Iklan Diskopukm Aceh
Iklan Diskopukm Aceh

Dugaan Pekerja Anak dan Pelanggaran Ketenagakerjaan di Cafe Resto Ummika, Aparat Diminta Bertindak

IMG 20250510 WA0063
Tampak depan Cafe Resto Ummika di Pringsewu yang tengah menjadi sorotan atas dugaan pelanggaran ketenagakerjaan. (Ist)

PRINGSEWU — Cafe Resto Ummika yang berlokasi di wilayah Pringsewu, Lampung, tengah menjadi sorotan publik setelah muncul dugaan praktik pelanggaran ketenagakerjaan, termasuk mempekerjakan anak di bawah umur serta perlakuan tidak manusiawi terhadap karyawan, Sabtu (10/5/25).

Desakan kepada aparat penegak hukum dan instansi terkait seperti Dinas Ketenagakerjaan dan Komisi Nasional Perlindungan Anak semakin menguat. Hal ini menyusul kesaksian dari DW (18), seorang mantan karyawan, yang mengungkap adanya indikasi pelibatan anak-anak berusia di bawah 18 tahun dalam operasional kafe tersebut.

DW menyatakan bahwa saat pertama kali bekerja di Cafe Resto Ummika, usianya 18 tahun. Namun, ia mengetahui bahwa beberapa rekannya mulai bekerja saat masih berusia 17 tahun atau bahkan lebih muda. Mereka direkrut dari berbagai daerah, antara lain Kota Agung, Bulog, dan Cuku Balak.

Menurut DW, manajemen menjanjikan sistem kontrak kerja selama enam bulan dengan gaji sebesar Rp1 juta per bulan. Namun, janji itu tidak disertai dengan kontrak tertulis. Meskipun demikian, para pekerja tetap dikenakan berbagai aturan dan sanksi seolah-olah mereka telah menandatangani perjanjian resmi.

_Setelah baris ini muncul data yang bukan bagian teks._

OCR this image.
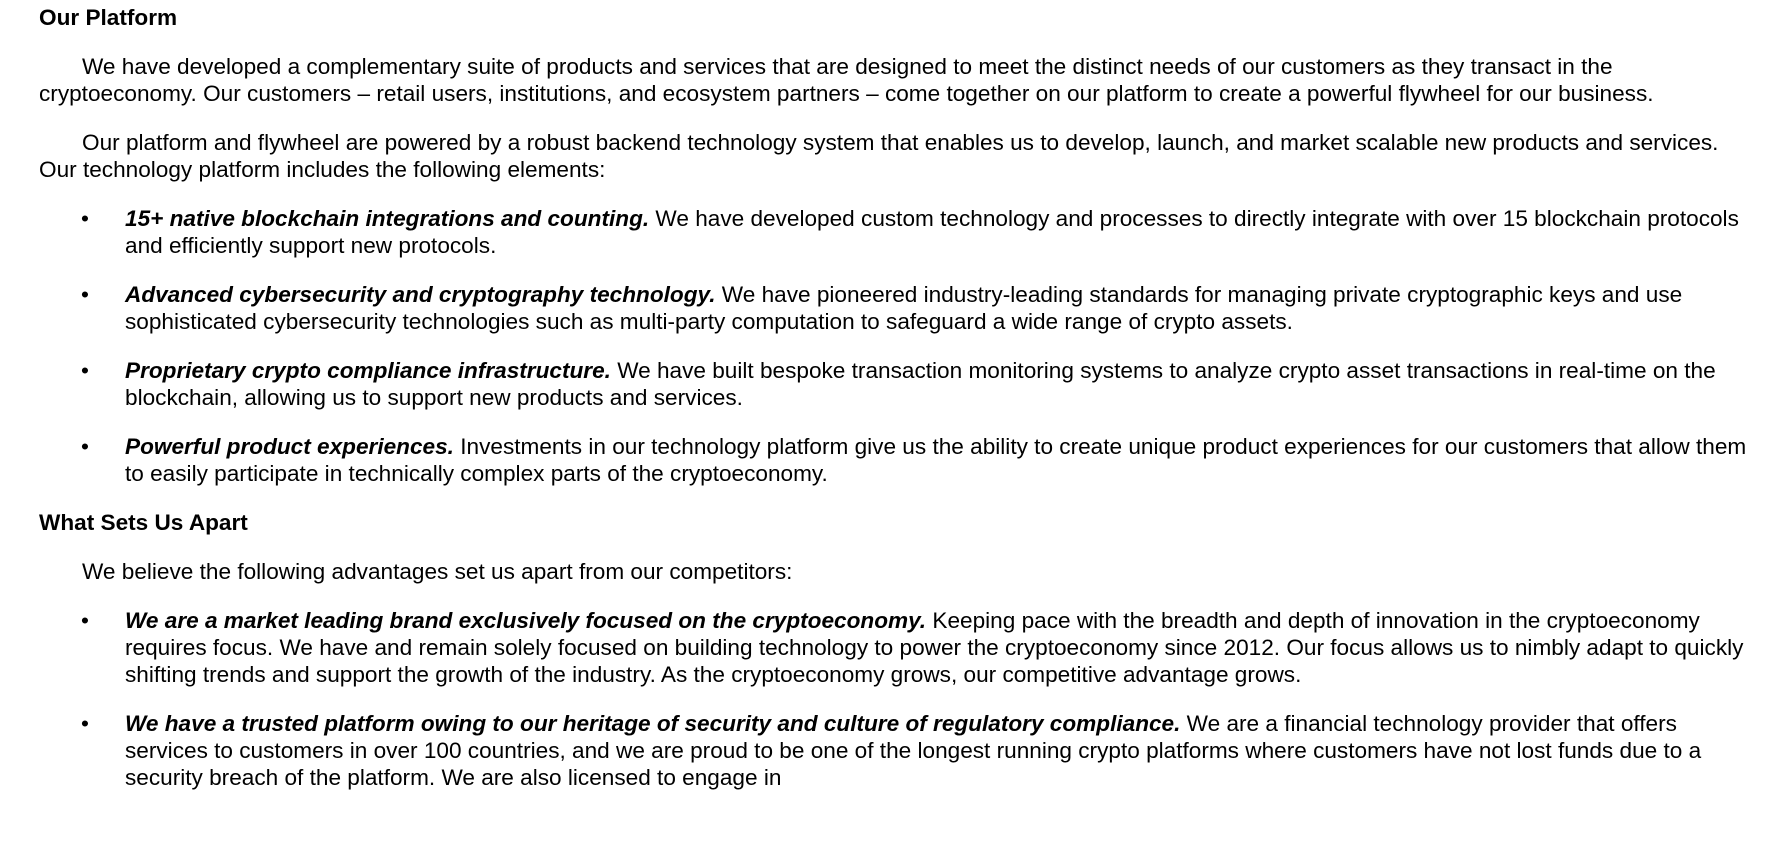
Our Platform

We have developed a complementary suite of products and services that are designed to meet the distinct needs of our customers as they transact in the cryptoeconomy. Our customers – retail users, institutions, and ecosystem partners – come together on our platform to create a powerful flywheel for our business.

Our platform and flywheel are powered by a robust backend technology system that enables us to develop, launch, and market scalable new products and services. Our technology platform includes the following elements:

• 15+ native blockchain integrations and counting. We have developed custom technology and processes to directly integrate with over 15 blockchain protocols and efficiently support new protocols.
• Advanced cybersecurity and cryptography technology. We have pioneered industry-leading standards for managing private cryptographic keys and use sophisticated cybersecurity technologies such as multi-party computation to safeguard a wide range of crypto assets.
• Proprietary crypto compliance infrastructure. We have built bespoke transaction monitoring systems to analyze crypto asset transactions in real-time on the blockchain, allowing us to support new products and services.
• Powerful product experiences. Investments in our technology platform give us the ability to create unique product experiences for our customers that allow them to easily participate in technically complex parts of the cryptoeconomy.
What Sets Us Apart

We believe the following advantages set us apart from our competitors:

• We are a market leading brand exclusively focused on the cryptoeconomy. Keeping pace with the breadth and depth of innovation in the cryptoeconomy requires focus. We have and remain solely focused on building technology to power the cryptoeconomy since 2012. Our focus allows us to nimbly adapt to quickly shifting trends and support the growth of the industry. As the cryptoeconomy grows, our competitive advantage grows.
• We have a trusted platform owing to our heritage of security and culture of regulatory compliance. We are a financial technology provider that offers services to customers in over 100 countries, and we are proud to be one of the longest running crypto platforms where customers have not lost funds due to a security breach of the platform. We are also licensed to engage in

BACA JUGA:  Langkah Tegas Kapolres Pringsewu dalam Cegah Narkoba Lewat Pembatasan Hiburan

“Tidak ada tanda tangan kontrak, tapi tetap diberlakukan sanksi seperti sudah terikat kontrak,” ujarnya kepada media.

DW juga mengungkap praktik pemotongan gaji sepihak yang dianggap tidak wajar. Potongan dikenakan dengan alasan-alasan sepele, seperti terlambat bangun tidur, salah menata meja, atau menumpahkan air saat bekerja. Ia menambahkan bahwa jam kerja berlangsung sangat panjang, bahkan melewati batas waktu istirahat yang manusiawi.

“Kami sering selesai kerja sekitar pukul 02.00 dini hari. Kalau ada evaluasi tambahan, bisa sampai pukul 04.00 pagi. Tapi pukul 10.00 pagi sudah harus siap kerja lagi,” katanya.

Selain jam kerja yang melelahkan, fasilitas yang dijanjikan pun tidak terpenuhi. Jatah makan yang seharusnya tiga kali sehari, hanya diberikan dua kali. Fasilitas Wi-Fi yang dijanjikan hanya dinikmati pada minggu pertama.

BACA JUGA:  Polemik Beras di Pekon Kedaung Pringsewu, Kadis Ketahanan Pangan: Tiap KPM Harus Terima 20 Kg Tanpa Pungutan!

DW menambahkan bahwa karyawan tidak diperkenankan membawa pakaian kerja jika hendak mengundurkan diri, kecuali mereka mencari pengganti yang bersedia bekerja selama enam bulan penuh. Akibatnya, banyak karyawan memilih kabur secara diam-diam karena tidak tahan dengan kondisi kerja yang dinilai eksploitatif.

“Saat memutuskan berhenti, kami tidak bisa mengambil pakaian kerja kecuali membawa pengganti,” tegasnya.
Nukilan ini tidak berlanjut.